- Offizieller Beitrag
Nur die schwindende Helligkeit verriet, dass der Tag sich dem Ende neigte. Wie so oft drang kein Sonnenstrahl durch die dichte Wolkendecke die das verwüstete Land seit er denken konnte bedeckte. Ihm war es nur recht. Seine fahle Haut vertrug keine Sonne und seine Augen waren für Dunkelheit und Zwielicht geschaffen.
Entspannt hockte er auf dem Dach des Kirchturms und spähte in die Ferne. Seit mehreren Tagen hungerte er. Seit Tagen hatte sich keine Beute in sein Revier gewagt, obwohl die eingefallenen Wohnhäuser in der Nähe immer wieder Leute anlockte, die versuchten, noch etwas brauchbares in den Überresten zu finden. Am Horizont zeichneten sich die stählernen Gerippe von ausgebrannten Wolkenkratzern ab. Immer wieder fragte er sich, wie die Menschen dort wohl einst gelebt haben mochten. Er ließ den Blick über den Vorort schweifen. Etwa einhundert Meter von ihm entfernt war immer noch das Wrack des Transportflugzeugs zu erkennen, in dessen Bauch er vor einiger Zeit noch ein Gefangener gewesen war. Doch er hatte es geschafft, sich von seinen Fesseln und aus der Kiste zu befreien und sich endlich zur Wehr zu setzen. Nun war er frei und die Männer, die ihn transportieren sollten, hatten ihm geholfen am Leben zu bleiben.
Plötzlich erfasste er eine Bewegung in seinem Augenwinkel. Ruckartig drehte er den Kopf und fixierte die Schemen in der Ferne. Deutlich erkannte er zwei Menschen, die durch die Ruinen streunten und etwas zu suchen schienen.

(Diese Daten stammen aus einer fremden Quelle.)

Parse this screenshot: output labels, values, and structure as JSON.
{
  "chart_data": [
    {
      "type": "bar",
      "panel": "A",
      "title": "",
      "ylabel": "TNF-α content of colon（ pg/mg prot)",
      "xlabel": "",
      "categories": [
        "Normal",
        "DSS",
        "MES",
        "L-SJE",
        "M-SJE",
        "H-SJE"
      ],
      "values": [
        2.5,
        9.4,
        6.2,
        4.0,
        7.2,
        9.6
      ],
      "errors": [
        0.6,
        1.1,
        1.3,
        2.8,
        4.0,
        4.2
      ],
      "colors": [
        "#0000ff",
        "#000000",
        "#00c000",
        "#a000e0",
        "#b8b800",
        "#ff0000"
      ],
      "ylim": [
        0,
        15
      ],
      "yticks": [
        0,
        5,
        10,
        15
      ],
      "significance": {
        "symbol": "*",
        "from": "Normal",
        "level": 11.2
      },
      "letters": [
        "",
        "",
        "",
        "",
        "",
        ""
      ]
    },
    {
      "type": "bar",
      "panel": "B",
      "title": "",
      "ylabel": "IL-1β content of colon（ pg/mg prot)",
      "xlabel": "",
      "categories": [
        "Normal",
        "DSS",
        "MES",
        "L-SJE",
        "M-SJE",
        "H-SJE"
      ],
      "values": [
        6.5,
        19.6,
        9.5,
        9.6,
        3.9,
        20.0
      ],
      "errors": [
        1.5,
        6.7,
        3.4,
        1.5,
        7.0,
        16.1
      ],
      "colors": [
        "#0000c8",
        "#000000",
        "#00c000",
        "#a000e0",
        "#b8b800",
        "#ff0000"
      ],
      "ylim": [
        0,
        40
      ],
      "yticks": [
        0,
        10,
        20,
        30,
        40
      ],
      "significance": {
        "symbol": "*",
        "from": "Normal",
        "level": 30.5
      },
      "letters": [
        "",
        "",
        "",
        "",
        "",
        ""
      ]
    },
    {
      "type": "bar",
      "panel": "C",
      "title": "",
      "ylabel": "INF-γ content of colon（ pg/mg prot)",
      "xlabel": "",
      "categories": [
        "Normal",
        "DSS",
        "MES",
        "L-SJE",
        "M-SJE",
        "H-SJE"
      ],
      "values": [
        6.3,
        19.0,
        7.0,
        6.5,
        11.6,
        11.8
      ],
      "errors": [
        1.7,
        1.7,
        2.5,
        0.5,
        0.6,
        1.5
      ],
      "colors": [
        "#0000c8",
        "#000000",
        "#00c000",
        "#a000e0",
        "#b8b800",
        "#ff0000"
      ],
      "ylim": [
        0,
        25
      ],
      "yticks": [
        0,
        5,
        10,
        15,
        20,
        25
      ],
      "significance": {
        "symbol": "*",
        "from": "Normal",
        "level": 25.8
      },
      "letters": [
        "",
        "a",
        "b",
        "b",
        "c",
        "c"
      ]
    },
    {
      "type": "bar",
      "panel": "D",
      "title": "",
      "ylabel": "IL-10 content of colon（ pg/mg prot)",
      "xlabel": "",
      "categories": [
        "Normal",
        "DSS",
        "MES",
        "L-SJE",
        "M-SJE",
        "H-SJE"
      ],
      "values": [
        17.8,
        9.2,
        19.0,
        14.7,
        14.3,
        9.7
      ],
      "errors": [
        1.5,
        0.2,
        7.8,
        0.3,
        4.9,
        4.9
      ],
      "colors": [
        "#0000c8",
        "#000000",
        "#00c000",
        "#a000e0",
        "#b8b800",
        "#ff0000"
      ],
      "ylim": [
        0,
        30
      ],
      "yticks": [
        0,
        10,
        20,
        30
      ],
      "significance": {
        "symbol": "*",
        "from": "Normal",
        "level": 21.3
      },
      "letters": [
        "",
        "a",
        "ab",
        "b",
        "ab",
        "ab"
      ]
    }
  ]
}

Ein leises Knurren entkam seiner hungrigen Kehle, während die beiden ein Einfamilienhaus betraten. Bald würden sie die Kirche und seine ausgelegten Köder entdecken. Leute trugen eine Menge Kram mit sich herum, für den er keine Verwendung hatte. Die Menschen jedoch freuten sich und ließen oft jedwede Vorsicht außer acht, wenn sie die Rucksäcke und Waffen entdeckten.
Kurz darauf erkannte er den Lichtkegel einer Taschenlampe, der sich aus der Tür des Einfamilienhauses bewegte. Unwillkürlich kniff er die Augen zusammen. Aus dieser Entfernung blendete das Licht ihn zwar nicht, doch er hatte sich daran gewöhnt, grelles Licht zu meiden. Die Besucher näherten sich der alten Kirche. Selbst für ihn war der Sprung von der Spitze des Turms zu hoch, weshalb er behände hinunterkletterte und auf der Mauer des Hauptgebäudes Position bezog. Das Dach des einstigen Religionsstätte war längst zerstört, sodass er von außen einen guten Blick auf das Innere seines Zuhauses hatte. Wie ein Gargoyle hockte er auf dem Stein und wartete geduldig, bis die beiden Männer die Kirche betraten. Der Hunger schrie ihn an, endlich anzugreifen, doch er zwang sich zu warten.
„Was soll das denn?“, fragte einer der beiden Besucher. Sein blondes Haar war zu einem langen Pferdeschwanz gebunden und sein schlaffer Rucksack verriet, dass er noch nicht viel brauchbares gefunden hatte.
Der andere hatte kurzes, dunkles Haar und verbarg sein Gesicht hinter einem Tuch, das er sich bis über die Nase gezogen hatte. Schulterzuckend musterte er den Köder.
„Sieht aus, als hätte jemand seinen Kram hier liegenlassen“, meinte er.
„Warum sollte dieser jemand so etwas tun?“
„Woher soll ich denn das wissen?“, maulte der Vermummte. „Aber jetzt gehört es uns!“
Lachend begannen die beiden, die dargelegten Waffen, Kleidungsstücke und Rucksäcke in ihre eigenen zu stopfen.
Ihr Beobachter wartete noch einen Moment, um sicherzugehen, dass seine Besucher abgelenkt waren. Lautlos richtete er sich auf und balancierte gekonnt über die bröckelige Mauer. Als er nahe genug war, machte er sich bereit zum Sprung.